We are working on several active fronts to combat tuberculosis, a scourge that has persisted throughout recorded history. While the challenges are daunting, significant progress is being made. Understanding the subtle mechanisms by which M. tuberculosis bacteria causes TB is one of the central goals of the Institute’s Center for Infectious Diseases and Vaccinology.

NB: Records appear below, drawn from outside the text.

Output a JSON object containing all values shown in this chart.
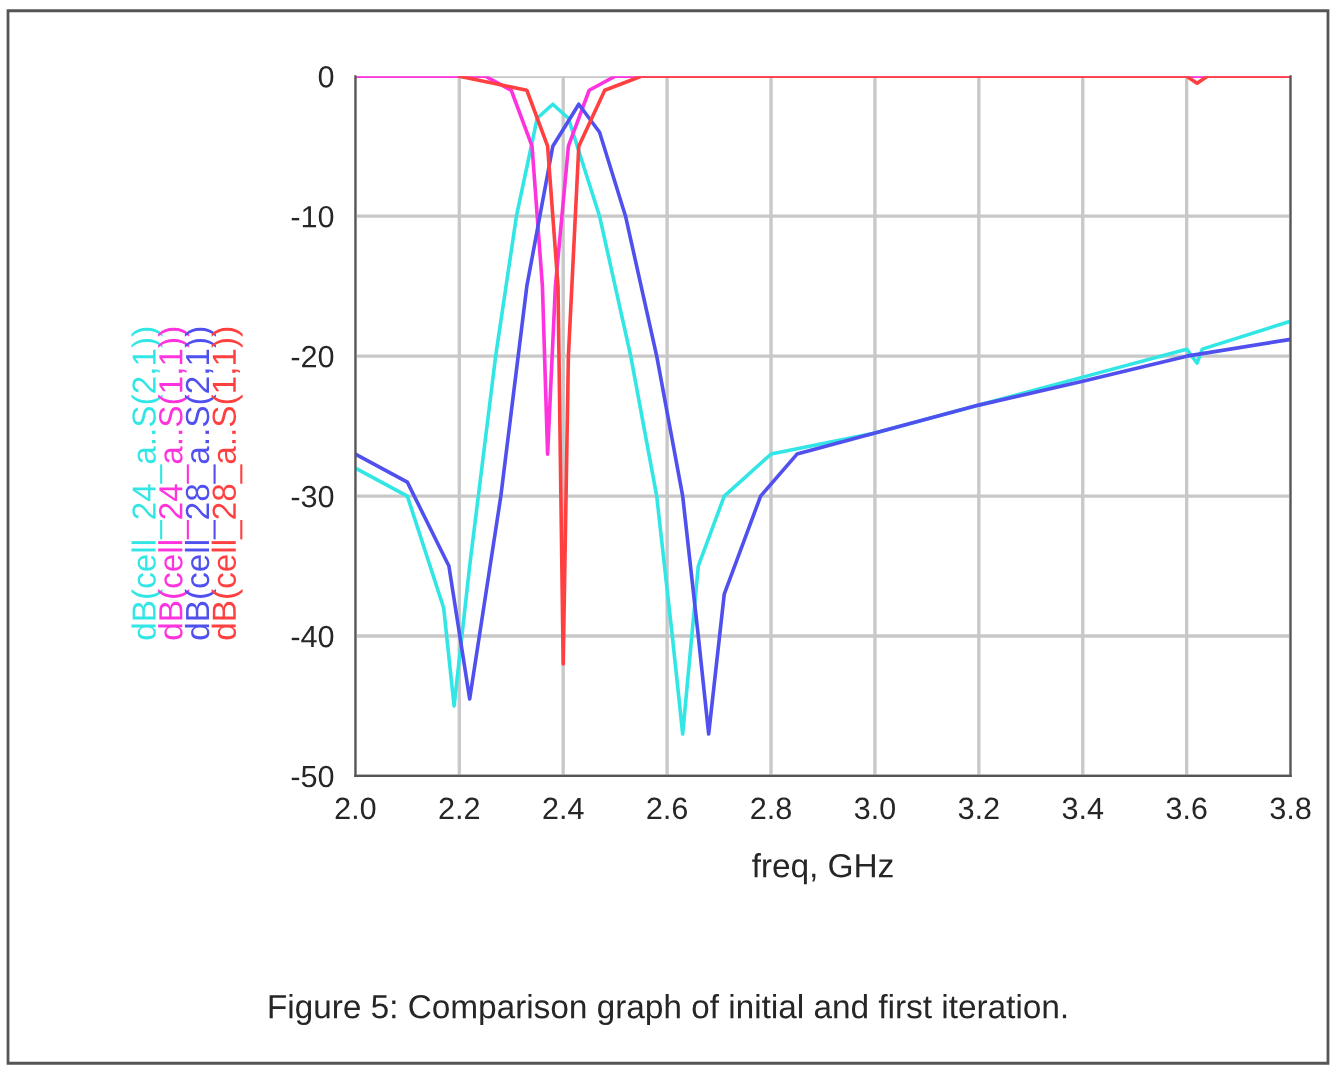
{
  "chart_data": {
    "type": "line",
    "xlabel": "freq, GHz",
    "xlim": [
      2.0,
      3.8
    ],
    "xticks": [
      {
        "value": 2.0,
        "label": "2.0"
      },
      2.2,
      2.4,
      2.6,
      2.8,
      {
        "value": 3.0,
        "label": "3.0"
      },
      3.2,
      3.4,
      3.6,
      3.8
    ],
    "ylim": [
      -50,
      0
    ],
    "yticks": [
      -50,
      -40,
      -30,
      -20,
      -10,
      0
    ],
    "grid": true,
    "legend": "left",
    "line_style": "solid",
    "marker": "none",
    "series": [
      {
        "name": "dB(cell_24_a..S(2,1))",
        "color": "#33e6e6",
        "x": [
          2.0,
          2.1,
          2.17,
          2.19,
          2.22,
          2.27,
          2.31,
          2.35,
          2.38,
          2.41,
          2.47,
          2.53,
          2.58,
          2.61,
          2.63,
          2.66,
          2.71,
          2.8,
          3.0,
          3.2,
          3.4,
          3.6,
          3.62,
          3.63,
          3.8
        ],
        "values": [
          -28,
          -30,
          -38,
          -45,
          -35,
          -20,
          -10,
          -3,
          -2,
          -3,
          -10,
          -20,
          -30,
          -40,
          -47,
          -35,
          -30,
          -27,
          -25.5,
          -23.5,
          -21.5,
          -19.5,
          -20.5,
          -19.5,
          -17.5
        ]
      },
      {
        "name": "dB(cell_24_a..S(1,1))",
        "color": "#ff33dd",
        "x": [
          2.0,
          2.25,
          2.3,
          2.34,
          2.36,
          2.37,
          2.385,
          2.41,
          2.45,
          2.5,
          3.8
        ],
        "values": [
          0,
          0,
          -1,
          -5,
          -15,
          -27,
          -15,
          -5,
          -1,
          0,
          0
        ]
      },
      {
        "name": "dB(cell_28_a..S(2,1))",
        "color": "#5050ee",
        "x": [
          2.0,
          2.1,
          2.18,
          2.22,
          2.28,
          2.33,
          2.38,
          2.43,
          2.47,
          2.52,
          2.58,
          2.63,
          2.66,
          2.68,
          2.71,
          2.78,
          2.85,
          3.0,
          3.2,
          3.4,
          3.6,
          3.8
        ],
        "values": [
          -27,
          -29,
          -35,
          -44.5,
          -30,
          -15,
          -5,
          -2,
          -4,
          -10,
          -20,
          -30,
          -40,
          -47,
          -37,
          -30,
          -27,
          -25.5,
          -23.5,
          -21.8,
          -20,
          -18.8
        ]
      },
      {
        "name": "dB(cell_28_a..S(1,1))",
        "color": "#ff4040",
        "x": [
          2.2,
          2.33,
          2.37,
          2.39,
          2.4,
          2.41,
          2.43,
          2.48,
          2.55,
          3.6,
          3.62,
          3.64,
          3.8
        ],
        "values": [
          0,
          -1,
          -5,
          -15,
          -42,
          -20,
          -5,
          -1,
          0,
          0,
          -0.5,
          0,
          0
        ]
      }
    ],
    "annotations": [
      "Figure 5: Comparison graph of initial and first iteration."
    ]
  }
}
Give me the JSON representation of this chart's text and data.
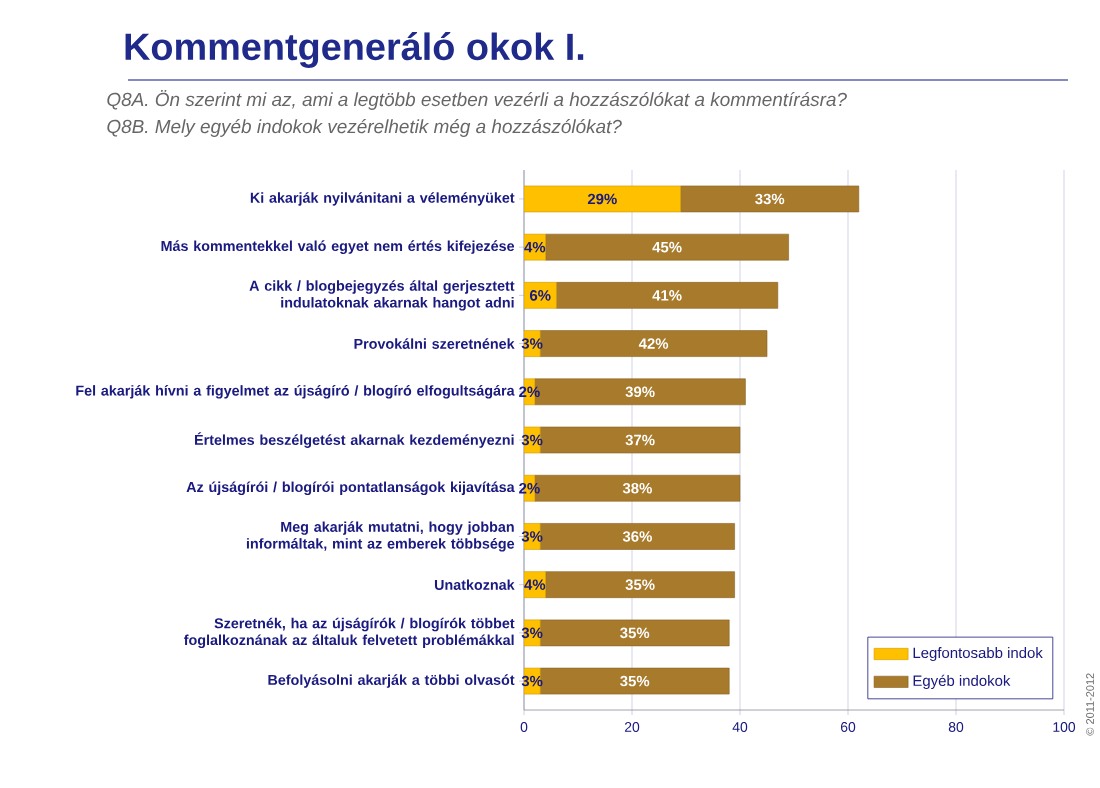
{
  "chart_data": {
    "type": "bar",
    "orientation": "horizontal",
    "stacked": true,
    "title": "Kommentgeneráló okok I.",
    "subtitle": "Q8A. Ön szerint mi az, ami a legtöbb esetben vezérli a hozzászólókat a kommentírásra?",
    "annotations": [
      "Q8B. Mely egyéb indokok vezérelhetik még a hozzászólókat?",
      "© 2011-2012"
    ],
    "categories": [
      "Ki akarják nyilvánitani a véleményüket",
      "Más kommentekkel való egyet nem értés kifejezése",
      "A cikk / blogbejegyzés által gerjesztett indulatoknak akarnak hangot adni",
      "Provokálni szeretnének",
      "Fel akarják hívni a figyelmet az újságíró / blogíró elfogultságára",
      "Értelmes beszélgetést akarnak kezdeményezni",
      "Az újságírói / blogírói pontatlanságok kijavítása",
      "Meg akarják mutatni, hogy jobban informáltak, mint az emberek többsége",
      "Unatkoznak",
      "Szeretnék, ha az újságírók / blogírók többet foglalkoznának az általuk felvetett problémákkal",
      "Befolyásolni akarják a többi olvasót"
    ],
    "series": [
      {
        "name": "Legfontosabb indok",
        "color": "#ffc000",
        "values": [
          29,
          4,
          6,
          3,
          2,
          3,
          2,
          3,
          4,
          3,
          3
        ],
        "value_labels": [
          "29%",
          "4%",
          "6%",
          "3%",
          "2%",
          "3%",
          "2%",
          "3%",
          "4%",
          "3%",
          "3%"
        ]
      },
      {
        "name": "Egyéb indokok",
        "color": "#a87a2c",
        "values": [
          33,
          45,
          41,
          42,
          39,
          37,
          38,
          36,
          35,
          35,
          35
        ],
        "value_labels": [
          "33%",
          "45%",
          "41%",
          "42%",
          "39%",
          "37%",
          "38%",
          "36%",
          "35%",
          "35%",
          "35%"
        ]
      }
    ],
    "xlim": [
      0,
      100
    ],
    "xticks": [
      0,
      20,
      40,
      60,
      80,
      100
    ],
    "grid": "x",
    "legend": "bottom right"
  }
}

M. tuberculosis is highly contagious, but to contract the disease, two stages are required: first, an individual must be infected with the bacterium; second, the infection must progress to the disease stage. Transmission occurs through the dispersal of nasal droplets from an infected carrier. The ingestion of a single M. tuberculosis bacterium is enough to cause infection, though only about one in ten latent infections will develop into active tuberculosis. About half of these patients will die if the infection is left untreated.
While the body’s natural defenses can usually stave off the activation of tuberculosis, the bacteria, once ingested, can remain viable, persisting in a dormant state. Should the body’s immune system weaken for any reason, the mycobacteria can spread and then attack. Those most vulnerable to tuberculosis include people under immunosuppressant therapy and anyone suffering from immune diseases, particularly HIV. For individuals co-infected with TB and HIV, tuberculosis is now the leading cause of death, and is responsible for 13 percent of all AIDS fatalities worldwide.
Research has focused on understanding the specific genes that permit tuberculosis bacteria to survive and grow within human macrophages—specialized cells whose role it is to seek out and destroy infectious bacterial invaders.
Tuberculosis is notoriously difficult to treat, requiring a lengthy regimen of drugs, often unavailable in areas where they are most needed—tubercular hot spots throughout the developing world. One of the most exciting branches of research at Biodesign is aimed at the development of a safe, low cost vaccine. A novel strategy under development at Biodesign involves the use of an attenuated Salmonella vaccine carrier, capable of generating a powerful, sustained immune response to infectious bacilli.